Hace unas semanas publiqué un artículo de una virtud: la humildad. Esta es una de las virtudes que más valoramos de las personas que tenemos a nuestro alrededor. Hoy me gustaría centrarme en otra virtud, muy propia del trabajo en equipo: la obediencia.

Si luchamos por ser humildes, no nos importará obedecer al entrenador, sabemos que esa persona, por su experiencia, por su formación, por su conocimiento de mí, se da cuenta de cosas que nosotros no vemos.

Esos comentarios que nos puede hacer nuestro entrenador, aunque nos duelan, serán para nuestro bien, para nuestra mejora. Sería absurdo acudir a un entrenador y luego no hacerle caso o dudar de sus palabras.

Obedecer no siempre es fácil, pero sabemos que si obedecemos, suelen venir los buenos resultados. De todos es sabido que la obediencia cuesta, pero si es lo que tenemos que hacer, mejor hacerlo con una sonrisa, sin quejas y a la primera.

Cuando formamos parte de un equipo, asumimos unas “reglas de juego”, unas reglas de comportamiento que lejos de quitarnos nuestra libertad, nos ayudan a asumir aquel objetivo que procuramos al adherirnos a ese equipo. Así como no nos quejamos continuamente del reglamento, igual no nos deberíamos quejar, y menos faltar al respeto, de las decisiones del árbitro en un partido.

obediencia

La obediencia acabara siendo consecuencia de una actitud reflexiva, pausada y de acorde a los valores y objetivos que me he propuesto conseguir. En la medida que procuramos vivir de acuerdo a nuestra forma de pensar, evitaremos pensar igual como vivimos…

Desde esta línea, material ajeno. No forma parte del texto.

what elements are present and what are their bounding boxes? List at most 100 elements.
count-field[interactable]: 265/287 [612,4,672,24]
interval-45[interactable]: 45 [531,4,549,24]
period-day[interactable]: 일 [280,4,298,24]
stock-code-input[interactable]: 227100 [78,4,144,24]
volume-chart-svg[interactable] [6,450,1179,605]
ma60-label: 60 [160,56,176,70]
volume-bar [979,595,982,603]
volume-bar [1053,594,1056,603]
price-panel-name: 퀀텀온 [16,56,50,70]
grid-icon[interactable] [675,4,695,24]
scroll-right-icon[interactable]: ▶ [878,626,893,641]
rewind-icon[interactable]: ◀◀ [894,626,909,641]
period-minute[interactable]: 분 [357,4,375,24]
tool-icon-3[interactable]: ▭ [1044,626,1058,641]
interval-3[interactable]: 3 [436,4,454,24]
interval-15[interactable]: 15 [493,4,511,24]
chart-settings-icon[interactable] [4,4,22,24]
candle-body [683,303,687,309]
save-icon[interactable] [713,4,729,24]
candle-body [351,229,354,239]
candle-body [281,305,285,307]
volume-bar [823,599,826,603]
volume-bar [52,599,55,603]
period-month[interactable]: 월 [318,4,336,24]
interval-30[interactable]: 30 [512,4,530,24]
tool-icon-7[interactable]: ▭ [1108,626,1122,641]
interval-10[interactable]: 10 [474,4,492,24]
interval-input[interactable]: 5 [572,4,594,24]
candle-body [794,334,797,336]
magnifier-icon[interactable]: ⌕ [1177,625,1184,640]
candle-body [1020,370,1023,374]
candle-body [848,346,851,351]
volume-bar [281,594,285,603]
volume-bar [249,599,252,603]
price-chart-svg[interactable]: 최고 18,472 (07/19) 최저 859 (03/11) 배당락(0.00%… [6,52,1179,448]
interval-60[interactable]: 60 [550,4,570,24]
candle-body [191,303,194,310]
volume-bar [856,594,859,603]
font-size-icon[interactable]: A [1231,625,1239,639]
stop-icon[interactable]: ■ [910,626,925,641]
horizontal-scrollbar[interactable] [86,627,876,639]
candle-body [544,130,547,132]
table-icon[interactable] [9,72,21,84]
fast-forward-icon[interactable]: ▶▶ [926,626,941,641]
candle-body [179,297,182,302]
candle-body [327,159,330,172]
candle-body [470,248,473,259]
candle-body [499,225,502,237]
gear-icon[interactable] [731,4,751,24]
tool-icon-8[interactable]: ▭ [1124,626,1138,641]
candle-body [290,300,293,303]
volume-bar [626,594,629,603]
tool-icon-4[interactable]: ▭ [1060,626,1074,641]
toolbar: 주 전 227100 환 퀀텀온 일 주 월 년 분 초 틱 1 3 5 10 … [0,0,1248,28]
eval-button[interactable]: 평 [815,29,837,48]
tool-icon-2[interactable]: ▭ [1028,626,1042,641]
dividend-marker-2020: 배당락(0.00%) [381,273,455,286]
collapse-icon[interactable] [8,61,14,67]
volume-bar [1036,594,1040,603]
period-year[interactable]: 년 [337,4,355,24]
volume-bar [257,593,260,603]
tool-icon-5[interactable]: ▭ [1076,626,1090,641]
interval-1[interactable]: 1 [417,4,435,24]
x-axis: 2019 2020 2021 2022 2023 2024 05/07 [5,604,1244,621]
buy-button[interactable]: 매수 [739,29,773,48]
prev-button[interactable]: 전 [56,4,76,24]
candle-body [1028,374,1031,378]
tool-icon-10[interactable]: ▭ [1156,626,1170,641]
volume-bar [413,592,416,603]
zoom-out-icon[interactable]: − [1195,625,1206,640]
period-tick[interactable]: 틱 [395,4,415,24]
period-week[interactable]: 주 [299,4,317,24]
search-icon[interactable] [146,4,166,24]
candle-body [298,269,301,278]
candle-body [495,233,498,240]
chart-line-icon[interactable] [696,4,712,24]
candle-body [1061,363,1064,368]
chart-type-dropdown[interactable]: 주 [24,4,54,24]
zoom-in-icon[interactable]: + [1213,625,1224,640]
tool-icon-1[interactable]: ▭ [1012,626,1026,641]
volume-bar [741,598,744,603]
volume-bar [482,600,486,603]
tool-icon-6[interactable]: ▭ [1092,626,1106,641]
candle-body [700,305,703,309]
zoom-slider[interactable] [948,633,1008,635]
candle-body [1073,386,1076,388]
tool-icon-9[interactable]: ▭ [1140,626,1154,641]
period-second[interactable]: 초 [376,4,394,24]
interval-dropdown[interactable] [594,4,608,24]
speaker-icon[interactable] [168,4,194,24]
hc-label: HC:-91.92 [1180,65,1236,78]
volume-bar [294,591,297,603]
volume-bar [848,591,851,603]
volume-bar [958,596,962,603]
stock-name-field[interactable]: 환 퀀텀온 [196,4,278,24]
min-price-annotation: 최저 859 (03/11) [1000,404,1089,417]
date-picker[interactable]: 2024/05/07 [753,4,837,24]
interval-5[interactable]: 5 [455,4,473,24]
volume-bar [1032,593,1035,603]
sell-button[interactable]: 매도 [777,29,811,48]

El entrenador debe saber mandar, debe saber orientar la voluntad y el ánimo de cada componente del equipo hacia ese objetivo común. Es necesario que el entrenador conozca, mediante conversaciones pausadas con cada jugador, de forma especial en el deporte base, las metas y los objetivos de cada uno de ellos, sabiendo conjugar esas aspiraciones con la consecución de las metas del propio equipo.

“Obedeced más a los que enseñan que a los que mandan” San Agustín, Obispo y filósofo del siglo V.